現役のサラリーマンが亡くなったり、現役時代の病気やケガが原因(初診日が現役時代)で5年以内になくなった時に支給されます。
この、遺族厚生年金、サラリーマンを辞めても(厚生年金の被保険者じゃなくなったとしても)、厚生年金の受給資格を満たしていれば、受給する事が出来ます。
受給資格とは、25年以上の国民年金を含む保険料加入期間(免除期間含む)がある事です。
(注)2017年8月1日より資格期間が25年から10年に短縮されますが、遺族年金の受給資格(長期要件)の25年は変更ありません。
例えば、20歳になり2年間国民年金保険料納付、その後就職して22年間厚生年金に加入、そして退職、個人事業主として国民年金に加入したとします。
もし、退職後すぐに亡くなった場合、遺族厚生年金は受け取ることが出来ません。22年間払った厚生年金が全く無駄になってしまうのです。
しかし、個人事業主として国民年金保険料を支払い、1年以上後に亡くなった場合は、合計の納付期間が25年以上になりますので、ちゃんと遺族厚生年金を受給する事が出来るのです。
万が一の事を考えるなら、就職前の国民年金保険料納付期間と、就職後の厚生年金加入期間合わせて25年以上たってから退職するのが、最も安全な方法です。
まとめ
会社を辞めることは、それなりに大きな理由があっての事だと思いますが、もし厚生年金加入期間が、ちょっとだけ20年に満たないような場合、退職を少しだけ先延ばしする事も検討されてはいかがでしょう?
加給年金は、若い奥さん、あるいは、40歳後半以降に生まれたお子さんがいらしゃる場合に注意が必要です。
遺族厚生年金や中高齢寡婦加算は、自分にもしもの事があった時の話ですので、自分自身の損得には関係ない事ですが、家族の生活を守るのも重要な役目。
多くの方が民間の生命保険に加入されていると思います。

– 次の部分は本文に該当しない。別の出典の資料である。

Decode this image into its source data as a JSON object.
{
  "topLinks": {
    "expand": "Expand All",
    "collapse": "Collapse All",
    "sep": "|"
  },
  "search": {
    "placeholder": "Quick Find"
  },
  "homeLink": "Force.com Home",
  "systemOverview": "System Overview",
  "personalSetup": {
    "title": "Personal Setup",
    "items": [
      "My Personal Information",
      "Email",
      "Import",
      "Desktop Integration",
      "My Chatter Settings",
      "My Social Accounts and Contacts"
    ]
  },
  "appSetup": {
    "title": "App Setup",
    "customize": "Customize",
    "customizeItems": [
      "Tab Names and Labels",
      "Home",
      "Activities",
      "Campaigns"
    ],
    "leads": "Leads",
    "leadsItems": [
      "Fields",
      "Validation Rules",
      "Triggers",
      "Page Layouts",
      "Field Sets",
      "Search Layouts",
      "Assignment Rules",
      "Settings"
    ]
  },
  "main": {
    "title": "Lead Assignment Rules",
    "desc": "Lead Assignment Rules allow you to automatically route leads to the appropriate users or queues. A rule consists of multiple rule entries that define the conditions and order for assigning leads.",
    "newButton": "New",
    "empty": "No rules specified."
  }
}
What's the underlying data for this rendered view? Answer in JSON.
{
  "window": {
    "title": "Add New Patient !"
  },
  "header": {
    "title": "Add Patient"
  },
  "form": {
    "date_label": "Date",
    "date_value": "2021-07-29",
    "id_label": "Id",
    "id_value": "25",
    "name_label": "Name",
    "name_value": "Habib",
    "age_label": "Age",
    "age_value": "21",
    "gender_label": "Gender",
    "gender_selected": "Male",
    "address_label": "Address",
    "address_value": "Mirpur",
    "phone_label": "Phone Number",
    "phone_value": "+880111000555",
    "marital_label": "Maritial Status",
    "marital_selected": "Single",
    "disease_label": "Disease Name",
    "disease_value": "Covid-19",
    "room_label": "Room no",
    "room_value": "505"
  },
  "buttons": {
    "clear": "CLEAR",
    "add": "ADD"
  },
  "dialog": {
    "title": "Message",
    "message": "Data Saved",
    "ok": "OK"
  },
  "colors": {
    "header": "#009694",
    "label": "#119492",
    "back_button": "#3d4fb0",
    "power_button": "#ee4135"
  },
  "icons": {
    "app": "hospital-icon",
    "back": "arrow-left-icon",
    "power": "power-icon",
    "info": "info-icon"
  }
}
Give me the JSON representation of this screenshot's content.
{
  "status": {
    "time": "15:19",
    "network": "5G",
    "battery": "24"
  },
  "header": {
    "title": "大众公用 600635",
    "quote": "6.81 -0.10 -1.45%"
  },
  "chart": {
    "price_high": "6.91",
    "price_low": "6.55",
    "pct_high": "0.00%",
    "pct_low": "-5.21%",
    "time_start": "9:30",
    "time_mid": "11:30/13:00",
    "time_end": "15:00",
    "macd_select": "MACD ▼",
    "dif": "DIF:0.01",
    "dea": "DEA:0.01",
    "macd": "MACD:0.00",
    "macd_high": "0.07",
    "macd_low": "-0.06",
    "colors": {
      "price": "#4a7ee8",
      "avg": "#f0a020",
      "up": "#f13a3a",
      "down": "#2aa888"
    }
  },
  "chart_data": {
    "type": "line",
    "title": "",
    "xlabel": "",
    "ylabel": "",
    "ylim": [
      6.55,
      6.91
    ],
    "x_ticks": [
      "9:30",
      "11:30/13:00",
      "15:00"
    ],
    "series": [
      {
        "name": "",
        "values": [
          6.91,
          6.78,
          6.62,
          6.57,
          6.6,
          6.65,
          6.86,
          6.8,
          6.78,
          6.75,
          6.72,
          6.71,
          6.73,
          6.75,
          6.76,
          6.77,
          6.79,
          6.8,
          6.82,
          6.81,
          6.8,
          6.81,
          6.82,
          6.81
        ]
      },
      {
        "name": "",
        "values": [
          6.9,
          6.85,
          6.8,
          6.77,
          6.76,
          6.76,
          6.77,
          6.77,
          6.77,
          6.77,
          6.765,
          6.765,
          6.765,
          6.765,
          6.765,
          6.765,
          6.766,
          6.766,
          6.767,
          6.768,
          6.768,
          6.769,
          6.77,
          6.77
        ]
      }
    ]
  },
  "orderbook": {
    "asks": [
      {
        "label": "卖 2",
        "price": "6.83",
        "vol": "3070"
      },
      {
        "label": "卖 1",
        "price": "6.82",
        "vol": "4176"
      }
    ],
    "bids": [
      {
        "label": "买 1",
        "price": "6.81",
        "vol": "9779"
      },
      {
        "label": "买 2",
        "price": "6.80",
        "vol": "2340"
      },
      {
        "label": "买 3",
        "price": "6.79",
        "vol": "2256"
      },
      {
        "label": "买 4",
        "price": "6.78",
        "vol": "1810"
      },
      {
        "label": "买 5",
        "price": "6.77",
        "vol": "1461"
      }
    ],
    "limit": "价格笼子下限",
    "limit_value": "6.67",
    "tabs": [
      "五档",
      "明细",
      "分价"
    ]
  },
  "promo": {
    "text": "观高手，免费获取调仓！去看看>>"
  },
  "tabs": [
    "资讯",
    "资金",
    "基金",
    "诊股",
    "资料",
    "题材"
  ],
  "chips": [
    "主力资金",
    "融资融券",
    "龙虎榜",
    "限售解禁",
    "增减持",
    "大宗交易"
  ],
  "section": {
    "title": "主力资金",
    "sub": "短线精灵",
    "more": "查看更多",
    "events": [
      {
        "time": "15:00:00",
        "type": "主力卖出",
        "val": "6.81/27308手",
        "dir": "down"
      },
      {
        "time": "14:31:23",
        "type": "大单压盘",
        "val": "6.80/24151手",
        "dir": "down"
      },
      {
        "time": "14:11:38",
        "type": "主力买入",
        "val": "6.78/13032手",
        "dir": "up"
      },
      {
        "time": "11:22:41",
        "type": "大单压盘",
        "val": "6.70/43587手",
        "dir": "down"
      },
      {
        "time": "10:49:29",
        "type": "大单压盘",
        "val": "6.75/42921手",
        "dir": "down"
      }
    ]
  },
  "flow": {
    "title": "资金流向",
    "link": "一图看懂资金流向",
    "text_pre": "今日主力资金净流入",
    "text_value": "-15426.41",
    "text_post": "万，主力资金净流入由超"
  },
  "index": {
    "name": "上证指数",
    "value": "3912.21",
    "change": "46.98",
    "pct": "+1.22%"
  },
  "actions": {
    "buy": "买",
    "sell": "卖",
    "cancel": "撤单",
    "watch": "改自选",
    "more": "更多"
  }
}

結構な保険料ですよね。公的年金の遺族補償を知る事で、今加入している生命保険の保険金額が適正なものか見直されてみるのも良いかと思います。
注意
- 本記事では、大まかな概要をご説明しましたが、他にも細かい条件や特例などがありますので、詳細は年金事務所などにご確認下さい。
- 本記事は、なるべくわかりやすい表現とするため、一部正式な名称と異なる用語を使用している場合があります。
- 年金制度は、毎年のように見直されますのでご注意ください。ここに書いたものは現時点での制度に従っています。
例えば、年金の受給資格は現在25年ですが、2017年8月1日以降は10年になります。